U.S. Navy Vought F4U-2 Corsairs of Night Fighting Squadron 101 (VF(N)-101), Detachment B on the aircraft carrier USS Intrepid (CV-11), February 1944. © U.S. Navy National Museum of Naval Aviation (public domain)
War finance
Analyses of how states finance wars tend to use the triad framework either explicitly or implicitly. For instance, the First World War is seen as mainly financed by taxation and treasury borrowing in the US and the UK and by central bank money creation in Germany. The Second World War is even more an extreme case in which taxation, treasury borrowing, and central bank money creation were pushed to the limit in all belligerent states.
Our case study on war finance focuses on the relatively overlooked OBFA financing schemes proliferating in the course of WWI via the German Darlehenskassen, the US War Financing Corporation, and a recently discovered British OBFA scheme to support War Loan issuance.

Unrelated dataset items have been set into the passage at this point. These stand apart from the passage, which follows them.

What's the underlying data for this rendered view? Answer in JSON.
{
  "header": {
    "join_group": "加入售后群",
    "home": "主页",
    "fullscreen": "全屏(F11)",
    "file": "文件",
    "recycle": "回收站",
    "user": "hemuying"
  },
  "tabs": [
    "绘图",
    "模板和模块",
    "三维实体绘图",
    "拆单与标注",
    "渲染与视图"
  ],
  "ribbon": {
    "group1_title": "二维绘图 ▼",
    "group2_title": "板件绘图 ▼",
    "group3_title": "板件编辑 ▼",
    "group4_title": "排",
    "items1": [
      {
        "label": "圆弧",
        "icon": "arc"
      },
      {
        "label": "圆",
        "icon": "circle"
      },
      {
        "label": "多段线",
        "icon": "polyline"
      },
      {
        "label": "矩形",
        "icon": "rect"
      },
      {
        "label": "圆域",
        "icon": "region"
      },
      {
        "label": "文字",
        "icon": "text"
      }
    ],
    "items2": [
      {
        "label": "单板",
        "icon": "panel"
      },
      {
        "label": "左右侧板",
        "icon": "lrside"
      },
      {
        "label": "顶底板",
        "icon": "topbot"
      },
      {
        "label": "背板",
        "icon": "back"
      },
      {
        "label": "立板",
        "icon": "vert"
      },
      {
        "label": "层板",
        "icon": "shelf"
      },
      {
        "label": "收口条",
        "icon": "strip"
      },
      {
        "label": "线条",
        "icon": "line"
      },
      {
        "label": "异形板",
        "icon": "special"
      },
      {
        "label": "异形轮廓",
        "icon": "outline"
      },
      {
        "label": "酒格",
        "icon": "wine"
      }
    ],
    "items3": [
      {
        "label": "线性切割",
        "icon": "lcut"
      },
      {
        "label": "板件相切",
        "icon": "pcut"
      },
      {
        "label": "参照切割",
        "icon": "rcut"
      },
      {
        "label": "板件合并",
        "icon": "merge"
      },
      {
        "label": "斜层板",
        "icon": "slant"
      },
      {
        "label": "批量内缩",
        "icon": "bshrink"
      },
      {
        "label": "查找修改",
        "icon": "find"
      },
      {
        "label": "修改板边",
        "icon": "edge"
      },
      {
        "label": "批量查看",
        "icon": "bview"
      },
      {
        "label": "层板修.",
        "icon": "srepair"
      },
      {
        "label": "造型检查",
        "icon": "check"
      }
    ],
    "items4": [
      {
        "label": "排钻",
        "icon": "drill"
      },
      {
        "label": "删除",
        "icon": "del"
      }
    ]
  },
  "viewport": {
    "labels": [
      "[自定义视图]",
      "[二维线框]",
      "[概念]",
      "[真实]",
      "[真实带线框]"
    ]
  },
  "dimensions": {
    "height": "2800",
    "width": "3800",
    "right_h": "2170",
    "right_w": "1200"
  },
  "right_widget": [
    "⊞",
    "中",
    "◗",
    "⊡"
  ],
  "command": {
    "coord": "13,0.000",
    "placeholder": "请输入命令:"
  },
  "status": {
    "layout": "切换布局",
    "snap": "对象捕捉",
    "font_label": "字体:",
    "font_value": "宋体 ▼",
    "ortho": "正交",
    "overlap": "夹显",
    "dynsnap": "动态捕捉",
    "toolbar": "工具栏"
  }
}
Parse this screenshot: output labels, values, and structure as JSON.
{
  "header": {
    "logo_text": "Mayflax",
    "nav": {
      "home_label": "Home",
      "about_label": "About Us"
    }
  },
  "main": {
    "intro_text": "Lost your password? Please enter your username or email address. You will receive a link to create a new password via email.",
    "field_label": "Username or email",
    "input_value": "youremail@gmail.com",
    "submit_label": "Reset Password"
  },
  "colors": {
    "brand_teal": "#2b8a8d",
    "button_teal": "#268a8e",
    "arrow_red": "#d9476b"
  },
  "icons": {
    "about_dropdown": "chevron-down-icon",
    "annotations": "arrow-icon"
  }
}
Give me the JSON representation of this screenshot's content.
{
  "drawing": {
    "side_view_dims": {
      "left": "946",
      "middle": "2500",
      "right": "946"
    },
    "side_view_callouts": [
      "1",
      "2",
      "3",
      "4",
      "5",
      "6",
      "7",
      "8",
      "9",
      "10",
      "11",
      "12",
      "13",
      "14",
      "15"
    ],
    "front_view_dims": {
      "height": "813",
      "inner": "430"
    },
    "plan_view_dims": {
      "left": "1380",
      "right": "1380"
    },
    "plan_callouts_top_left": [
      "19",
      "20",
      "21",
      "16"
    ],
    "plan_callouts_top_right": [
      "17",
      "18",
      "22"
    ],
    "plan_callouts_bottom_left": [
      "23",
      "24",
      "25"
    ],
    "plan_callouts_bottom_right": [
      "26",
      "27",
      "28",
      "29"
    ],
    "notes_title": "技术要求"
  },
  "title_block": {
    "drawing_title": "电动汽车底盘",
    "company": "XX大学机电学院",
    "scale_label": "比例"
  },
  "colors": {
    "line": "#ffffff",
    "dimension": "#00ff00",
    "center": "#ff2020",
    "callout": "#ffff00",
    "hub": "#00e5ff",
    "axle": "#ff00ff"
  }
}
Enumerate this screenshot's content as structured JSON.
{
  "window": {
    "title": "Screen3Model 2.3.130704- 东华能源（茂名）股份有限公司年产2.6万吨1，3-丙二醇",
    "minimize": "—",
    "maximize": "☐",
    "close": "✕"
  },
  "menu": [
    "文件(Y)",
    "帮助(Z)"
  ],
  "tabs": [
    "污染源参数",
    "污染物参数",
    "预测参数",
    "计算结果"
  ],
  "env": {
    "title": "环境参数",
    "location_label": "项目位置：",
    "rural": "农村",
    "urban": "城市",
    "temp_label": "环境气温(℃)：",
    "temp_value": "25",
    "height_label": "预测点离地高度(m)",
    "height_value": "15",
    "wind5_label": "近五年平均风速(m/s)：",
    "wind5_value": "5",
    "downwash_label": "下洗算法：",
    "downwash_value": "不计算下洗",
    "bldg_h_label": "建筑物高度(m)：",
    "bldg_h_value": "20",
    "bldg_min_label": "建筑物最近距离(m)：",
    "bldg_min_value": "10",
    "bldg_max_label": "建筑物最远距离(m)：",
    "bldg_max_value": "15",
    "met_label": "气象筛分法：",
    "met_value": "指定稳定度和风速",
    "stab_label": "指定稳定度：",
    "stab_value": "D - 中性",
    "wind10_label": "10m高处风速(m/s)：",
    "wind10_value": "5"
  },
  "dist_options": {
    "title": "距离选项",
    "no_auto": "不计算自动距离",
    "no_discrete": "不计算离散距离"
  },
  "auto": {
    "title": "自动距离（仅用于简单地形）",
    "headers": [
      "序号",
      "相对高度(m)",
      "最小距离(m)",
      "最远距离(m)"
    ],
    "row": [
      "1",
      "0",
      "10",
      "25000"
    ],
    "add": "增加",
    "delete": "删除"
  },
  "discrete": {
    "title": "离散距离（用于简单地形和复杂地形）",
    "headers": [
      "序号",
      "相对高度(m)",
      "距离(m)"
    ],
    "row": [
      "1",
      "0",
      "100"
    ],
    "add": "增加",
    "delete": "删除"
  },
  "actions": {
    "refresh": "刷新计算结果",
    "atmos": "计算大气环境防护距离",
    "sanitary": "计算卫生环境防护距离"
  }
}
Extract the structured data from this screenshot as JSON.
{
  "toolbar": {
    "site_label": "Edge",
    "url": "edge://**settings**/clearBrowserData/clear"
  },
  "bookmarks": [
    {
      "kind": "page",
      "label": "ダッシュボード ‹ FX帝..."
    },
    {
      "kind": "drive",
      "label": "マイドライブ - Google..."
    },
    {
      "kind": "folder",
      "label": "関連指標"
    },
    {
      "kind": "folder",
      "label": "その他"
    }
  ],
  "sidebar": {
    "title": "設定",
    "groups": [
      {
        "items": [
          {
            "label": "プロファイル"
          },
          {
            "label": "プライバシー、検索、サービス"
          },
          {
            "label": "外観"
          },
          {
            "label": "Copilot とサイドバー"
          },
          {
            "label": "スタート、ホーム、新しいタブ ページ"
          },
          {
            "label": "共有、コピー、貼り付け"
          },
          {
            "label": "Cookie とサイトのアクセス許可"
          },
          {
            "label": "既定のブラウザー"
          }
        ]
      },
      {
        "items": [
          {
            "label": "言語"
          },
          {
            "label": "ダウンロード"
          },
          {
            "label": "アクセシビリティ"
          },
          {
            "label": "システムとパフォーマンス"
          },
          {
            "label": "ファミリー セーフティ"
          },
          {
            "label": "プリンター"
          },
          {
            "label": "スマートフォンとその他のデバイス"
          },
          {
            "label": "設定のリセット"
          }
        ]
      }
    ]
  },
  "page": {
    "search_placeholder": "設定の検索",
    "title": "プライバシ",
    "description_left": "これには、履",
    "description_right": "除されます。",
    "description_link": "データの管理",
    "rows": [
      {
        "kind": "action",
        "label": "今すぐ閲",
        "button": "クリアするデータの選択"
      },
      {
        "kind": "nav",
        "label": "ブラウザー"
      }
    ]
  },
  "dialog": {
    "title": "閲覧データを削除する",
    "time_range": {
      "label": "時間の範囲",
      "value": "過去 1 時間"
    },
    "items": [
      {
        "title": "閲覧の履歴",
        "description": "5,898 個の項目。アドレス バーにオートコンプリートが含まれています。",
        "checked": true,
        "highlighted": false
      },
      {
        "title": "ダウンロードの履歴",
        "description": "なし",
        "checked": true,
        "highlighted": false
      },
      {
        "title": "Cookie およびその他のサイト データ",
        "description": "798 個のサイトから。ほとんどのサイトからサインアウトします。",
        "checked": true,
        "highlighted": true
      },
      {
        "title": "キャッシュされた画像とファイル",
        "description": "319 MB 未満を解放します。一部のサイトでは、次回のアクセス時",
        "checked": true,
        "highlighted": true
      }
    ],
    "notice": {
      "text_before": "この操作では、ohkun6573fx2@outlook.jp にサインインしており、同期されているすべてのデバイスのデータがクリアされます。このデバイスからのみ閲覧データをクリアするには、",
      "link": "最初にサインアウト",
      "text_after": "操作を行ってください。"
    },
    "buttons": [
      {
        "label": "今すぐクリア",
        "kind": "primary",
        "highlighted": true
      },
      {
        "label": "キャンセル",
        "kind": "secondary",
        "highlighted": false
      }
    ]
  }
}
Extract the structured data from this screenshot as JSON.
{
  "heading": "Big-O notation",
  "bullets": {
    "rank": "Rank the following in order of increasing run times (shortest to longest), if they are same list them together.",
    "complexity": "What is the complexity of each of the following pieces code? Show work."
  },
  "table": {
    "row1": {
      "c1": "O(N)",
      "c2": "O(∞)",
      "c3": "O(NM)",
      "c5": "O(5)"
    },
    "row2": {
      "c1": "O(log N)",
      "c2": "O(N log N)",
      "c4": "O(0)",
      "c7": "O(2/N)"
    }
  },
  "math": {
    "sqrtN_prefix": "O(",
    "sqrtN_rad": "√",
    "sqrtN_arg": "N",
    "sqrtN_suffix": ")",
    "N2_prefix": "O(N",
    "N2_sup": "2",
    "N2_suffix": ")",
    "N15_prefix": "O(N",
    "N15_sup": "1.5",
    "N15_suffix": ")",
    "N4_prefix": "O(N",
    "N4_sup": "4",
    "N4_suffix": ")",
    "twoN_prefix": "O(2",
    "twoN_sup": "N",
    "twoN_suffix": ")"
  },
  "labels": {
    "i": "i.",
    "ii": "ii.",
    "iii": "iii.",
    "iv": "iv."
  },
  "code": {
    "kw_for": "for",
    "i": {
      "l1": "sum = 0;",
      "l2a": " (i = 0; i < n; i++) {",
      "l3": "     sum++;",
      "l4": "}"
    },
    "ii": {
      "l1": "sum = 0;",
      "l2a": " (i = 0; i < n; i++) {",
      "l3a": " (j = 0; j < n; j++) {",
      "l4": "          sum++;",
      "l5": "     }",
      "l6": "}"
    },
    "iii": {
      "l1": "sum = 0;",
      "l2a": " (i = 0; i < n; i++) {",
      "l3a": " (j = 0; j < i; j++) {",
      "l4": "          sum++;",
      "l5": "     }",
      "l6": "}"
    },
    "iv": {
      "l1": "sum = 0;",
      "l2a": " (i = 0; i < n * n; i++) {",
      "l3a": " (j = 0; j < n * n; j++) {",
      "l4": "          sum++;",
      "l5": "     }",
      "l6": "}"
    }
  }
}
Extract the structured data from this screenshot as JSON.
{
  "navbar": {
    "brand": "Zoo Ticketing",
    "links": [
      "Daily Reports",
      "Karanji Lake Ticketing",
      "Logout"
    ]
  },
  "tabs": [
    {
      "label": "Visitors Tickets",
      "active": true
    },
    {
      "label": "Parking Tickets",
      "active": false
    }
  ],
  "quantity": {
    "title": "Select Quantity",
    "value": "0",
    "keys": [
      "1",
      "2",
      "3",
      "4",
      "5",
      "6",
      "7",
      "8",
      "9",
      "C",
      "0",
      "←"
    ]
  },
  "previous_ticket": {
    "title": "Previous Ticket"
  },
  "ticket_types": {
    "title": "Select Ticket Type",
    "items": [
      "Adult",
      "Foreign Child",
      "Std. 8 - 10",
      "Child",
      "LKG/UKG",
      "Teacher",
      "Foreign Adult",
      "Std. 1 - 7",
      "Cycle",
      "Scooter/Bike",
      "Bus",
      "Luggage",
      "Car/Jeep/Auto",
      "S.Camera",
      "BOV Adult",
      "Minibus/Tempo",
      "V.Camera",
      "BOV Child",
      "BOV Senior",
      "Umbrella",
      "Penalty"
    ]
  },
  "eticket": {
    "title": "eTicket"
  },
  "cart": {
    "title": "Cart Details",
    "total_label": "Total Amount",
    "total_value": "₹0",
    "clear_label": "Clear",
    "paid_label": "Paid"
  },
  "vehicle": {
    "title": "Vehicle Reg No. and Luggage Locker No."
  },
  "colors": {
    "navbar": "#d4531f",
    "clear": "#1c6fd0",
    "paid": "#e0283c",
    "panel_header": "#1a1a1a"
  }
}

We also look at the financing strategies for WWII, which relied to an even greater extent on the use of OBFAs. In the US, the Reconstruction Finance Corporation played a central role. In Germany, an OBFA financing scheme was organised around bills issued by Metallurgische Forschungswerke (Mefo) to finance large-scale infrastructure projects from 1934 to 1938. An important element in the allied war efforts was John Maynard Keynes’s piece ‘How to Pay for the War’, in which he suggested to introduce an OBFA-based system of “compulsory savings” and “deferred pay” to get household balance sheets to fund the wartime efforts and de facto lend to the government.